Large Language Models-guided Dynamic Adaptation for Temporal Knowledge Graph Reasoning
Jiapu Wang, Kai Sun, Linhao Luo, Wei Wei, Yongli Hu, Alan Wee-Chung Liew, Shirui Pan, Baocai Yin
TL;DR
This work tackles interpretability and adaptability in Temporal Knowledge Graph Reasoning by introducing LLM-DA, a framework that uses large language models to generate temporal logical rules from historical data and then dynamically adapt those rules with the latest events without fine-tuning the LLMs. A contextual relation selector narrows input context to the most relevant relations, while a constrained Markovian sampling process extracts temporal patterns and rules. Dynamic Adaptation continuously updates the LLM-generated rules using current data, aided by a confidence-based pruning mechanism, and a rule- and graph-based candidate reasoning module combines symbolic and neural signals to predict future facts. Experiments on ICEWS datasets show that LLM-DA improves link prediction accuracy over strong baselines, including other LLM-based TKGR methods, and ablations demonstrate the value of combining historical and current data as well as iterative adaptation. The approach offers a view into interpretable, updatable TKGR and highlights practical directions for reducing reliance on expensive LLM fine-tuning while maintaining performance on evolving knowledge graphs.
Abstract
Temporal Knowledge Graph Reasoning (TKGR) is the process of utilizing temporal information to capture complex relations within a Temporal Knowledge Graph (TKG) to infer new knowledge. Conventional methods in TKGR typically depend on deep learning algorithms or temporal logical rules. However, deep learning-based TKGRs often lack interpretability, whereas rule-based TKGRs struggle to effectively learn temporal rules that capture temporal patterns. Recently, Large Language Models (LLMs) have demonstrated extensive knowledge and remarkable proficiency in temporal reasoning. Consequently, the employment of LLMs for Temporal Knowledge Graph Reasoning (TKGR) has sparked increasing interest among researchers.
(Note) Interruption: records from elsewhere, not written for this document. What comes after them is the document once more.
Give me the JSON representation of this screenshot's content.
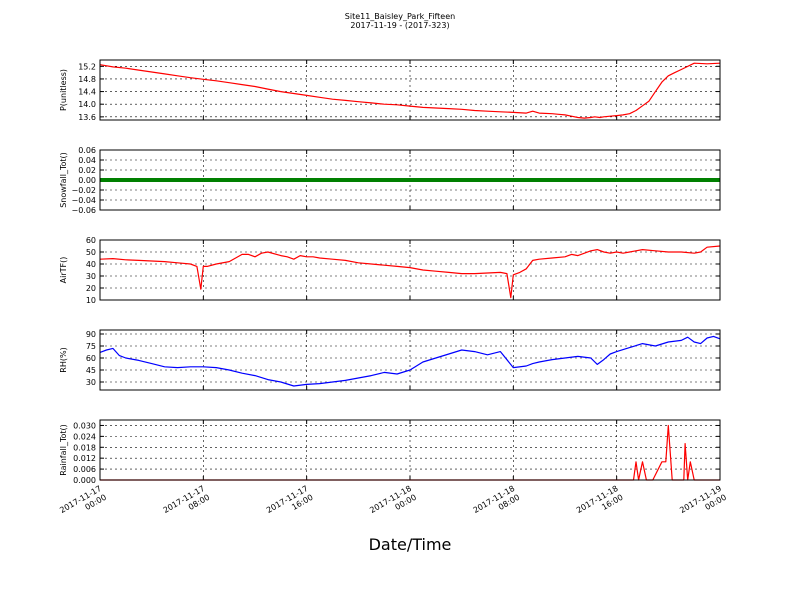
{
  "header": {
    "title": "Site11_Baisley_Park_Fifteen",
    "subtitle": "2017-11-19 - (2017-323)"
  },
  "figure": {
    "xlabel": "Date/Time"
  },
  "chart_data": [
    {
      "type": "line",
      "ylabel": "P(unitless)",
      "ylim": [
        13.5,
        15.4
      ],
      "yticks": [
        "15.2",
        "14.8",
        "14.4",
        "14.0",
        "13.6"
      ],
      "ytick_values": [
        15.2,
        14.8,
        14.4,
        14.0,
        13.6
      ],
      "grid": true,
      "series": [
        {
          "color": "#ff0000",
          "x": [
            0,
            1,
            2,
            3,
            4,
            5,
            6,
            7,
            8,
            9,
            10,
            11,
            12,
            13,
            14,
            15,
            16,
            17,
            18,
            19,
            20,
            21,
            22,
            23,
            24,
            25,
            26,
            27,
            28,
            29,
            30,
            31,
            32,
            33,
            33.5,
            34,
            35,
            35.5,
            36,
            36.5,
            37,
            37.5,
            38,
            38.3,
            38.7,
            39,
            39.5,
            40,
            40.5,
            41,
            41.5,
            42,
            42.5,
            43,
            43.5,
            44,
            44.5,
            45,
            46,
            47,
            48
          ],
          "y": [
            15.25,
            15.18,
            15.14,
            15.08,
            15.02,
            14.96,
            14.9,
            14.84,
            14.79,
            14.74,
            14.68,
            14.62,
            14.56,
            14.48,
            14.4,
            14.34,
            14.28,
            14.22,
            14.16,
            14.12,
            14.08,
            14.04,
            14.0,
            13.98,
            13.94,
            13.9,
            13.88,
            13.86,
            13.84,
            13.8,
            13.78,
            13.76,
            13.74,
            13.72,
            13.78,
            13.72,
            13.7,
            13.68,
            13.66,
            13.62,
            13.58,
            13.56,
            13.58,
            13.6,
            13.58,
            13.6,
            13.62,
            13.64,
            13.66,
            13.7,
            13.8,
            13.95,
            14.1,
            14.4,
            14.7,
            14.9,
            15.0,
            15.1,
            15.3,
            15.28,
            15.3
          ]
        }
      ]
    },
    {
      "type": "line",
      "ylabel": "Snowfall_Tot()",
      "ylim": [
        -0.06,
        0.06
      ],
      "yticks": [
        "0.06",
        "0.04",
        "0.02",
        "0.00",
        "−0.02",
        "−0.04",
        "−0.06"
      ],
      "ytick_values": [
        0.06,
        0.04,
        0.02,
        0.0,
        -0.02,
        -0.04,
        -0.06
      ],
      "grid": true,
      "series": [
        {
          "color": "#008000",
          "x": [
            0,
            48
          ],
          "y": [
            0,
            0
          ]
        }
      ]
    },
    {
      "type": "line",
      "ylabel": "AirTF()",
      "ylim": [
        10,
        60
      ],
      "yticks": [
        "60",
        "50",
        "40",
        "30",
        "20",
        "10"
      ],
      "ytick_values": [
        60,
        50,
        40,
        30,
        20,
        10
      ],
      "grid": true,
      "series": [
        {
          "color": "#ff0000",
          "x": [
            0,
            1,
            2,
            3,
            4,
            5,
            6,
            7,
            7.5,
            7.8,
            8,
            8.3,
            9,
            10,
            11,
            11.5,
            12,
            12.5,
            13,
            14,
            14.5,
            15,
            15.5,
            16,
            16.5,
            17,
            18,
            19,
            20,
            21,
            22,
            23,
            24,
            25,
            26,
            27,
            28,
            29,
            31,
            31.5,
            31.8,
            32,
            32.5,
            33,
            33.5,
            34,
            35,
            36,
            36.5,
            37,
            37.5,
            38,
            38.5,
            39,
            39.5,
            40,
            40.5,
            41,
            41.5,
            42,
            43,
            44,
            45,
            46,
            46.5,
            47,
            48
          ],
          "y": [
            44,
            44.5,
            43.5,
            43,
            42.5,
            42,
            41,
            40,
            38,
            19,
            38,
            38,
            40,
            42,
            48,
            48,
            46,
            49,
            50,
            47,
            46,
            44,
            47,
            46,
            46,
            45,
            44,
            43,
            41,
            40,
            39,
            38,
            37,
            35,
            34,
            33,
            32,
            32,
            33,
            32,
            12,
            31,
            33,
            36,
            43,
            44,
            45,
            46,
            48,
            47,
            49,
            51,
            52,
            50,
            49,
            50,
            49,
            50,
            51,
            52,
            51,
            50,
            50,
            49,
            50,
            54,
            55
          ]
        }
      ]
    },
    {
      "type": "line",
      "ylabel": "RH(%)",
      "ylim": [
        20,
        95
      ],
      "yticks": [
        "90",
        "75",
        "60",
        "45",
        "30"
      ],
      "ytick_values": [
        90,
        75,
        60,
        45,
        30
      ],
      "grid": true,
      "series": [
        {
          "color": "#0000ff",
          "x": [
            0,
            0.5,
            1,
            1.5,
            2,
            3,
            4,
            5,
            6,
            7,
            8,
            9,
            10,
            11,
            12,
            13,
            14,
            15,
            16,
            17,
            18,
            19,
            20,
            21,
            22,
            23,
            24,
            25,
            26,
            27,
            28,
            29,
            30,
            31,
            32,
            33,
            33.5,
            34,
            35,
            36,
            37,
            38,
            38.5,
            39,
            39.5,
            40,
            41,
            42,
            43,
            44,
            45,
            45.5,
            46,
            46.5,
            47,
            47.5,
            48
          ],
          "y": [
            67,
            70,
            72,
            63,
            60,
            57,
            53,
            49,
            48,
            49,
            49,
            48,
            45,
            41,
            38,
            33,
            30,
            25,
            27,
            28,
            30,
            32,
            35,
            38,
            42,
            40,
            45,
            55,
            60,
            65,
            70,
            68,
            64,
            68,
            48,
            50,
            53,
            55,
            58,
            60,
            62,
            60,
            52,
            58,
            65,
            68,
            73,
            78,
            75,
            80,
            82,
            86,
            80,
            78,
            85,
            87,
            84
          ]
        }
      ]
    },
    {
      "type": "line",
      "ylabel": "Rainfall_Tot()",
      "ylim": [
        0,
        0.033
      ],
      "yticks": [
        "0.030",
        "0.024",
        "0.018",
        "0.012",
        "0.006",
        "0.000"
      ],
      "ytick_values": [
        0.03,
        0.024,
        0.018,
        0.012,
        0.006,
        0.0
      ],
      "grid": true,
      "series": [
        {
          "color": "#ff0000",
          "x": [
            0,
            41,
            41.3,
            41.5,
            41.7,
            42,
            42.3,
            42.8,
            43.5,
            43.8,
            44,
            44.3,
            45.2,
            45.3,
            45.5,
            45.7,
            46,
            46.3,
            48
          ],
          "y": [
            0,
            0,
            0,
            0.01,
            0,
            0.01,
            0,
            0,
            0.01,
            0.01,
            0.03,
            0,
            0,
            0.02,
            0,
            0.01,
            0,
            0,
            0
          ]
        }
      ]
    }
  ],
  "x_axis": {
    "range": [
      0,
      48
    ],
    "tick_positions": [
      0,
      8,
      16,
      24,
      32,
      40,
      48
    ],
    "tick_labels": [
      [
        "2017-11-17",
        "00:00"
      ],
      [
        "2017-11-17",
        "08:00"
      ],
      [
        "2017-11-17",
        "16:00"
      ],
      [
        "2017-11-18",
        "00:00"
      ],
      [
        "2017-11-18",
        "08:00"
      ],
      [
        "2017-11-18",
        "16:00"
      ],
      [
        "2017-11-19",
        "00:00"
      ]
    ]
  }
}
Nonetheless, LLMs are known to function as black boxes, making it challenging to comprehend their reasoning process. Additionally, due to the resource-intensive nature of fine-tuning, promptly updating LLMs to integrate evolving knowledge within TKGs for reasoning is impractical. To address these challenges, in this paper, we propose a Large Language Models-guided Dynamic Adaptation (LLM-DA) method for reasoning on TKGs. Specifically, LLM-DA harnesses the capabilities of LLMs to analyze historical data and extract temporal logical rules. These rules unveil temporal patterns and facilitate interpretable reasoning. To account for the evolving nature of TKGs, a dynamic adaptation strategy is proposed to update the LLM-generated rules with the latest events. This ensures that the extracted rules always incorporate the most recent knowledge and better generalize to the predictions on future events. Experimental results show that without the need of fine-tuning, LLM-DA significantly improves the accuracy of reasoning over several common datasets, providing a robust framework for TKGR tasks.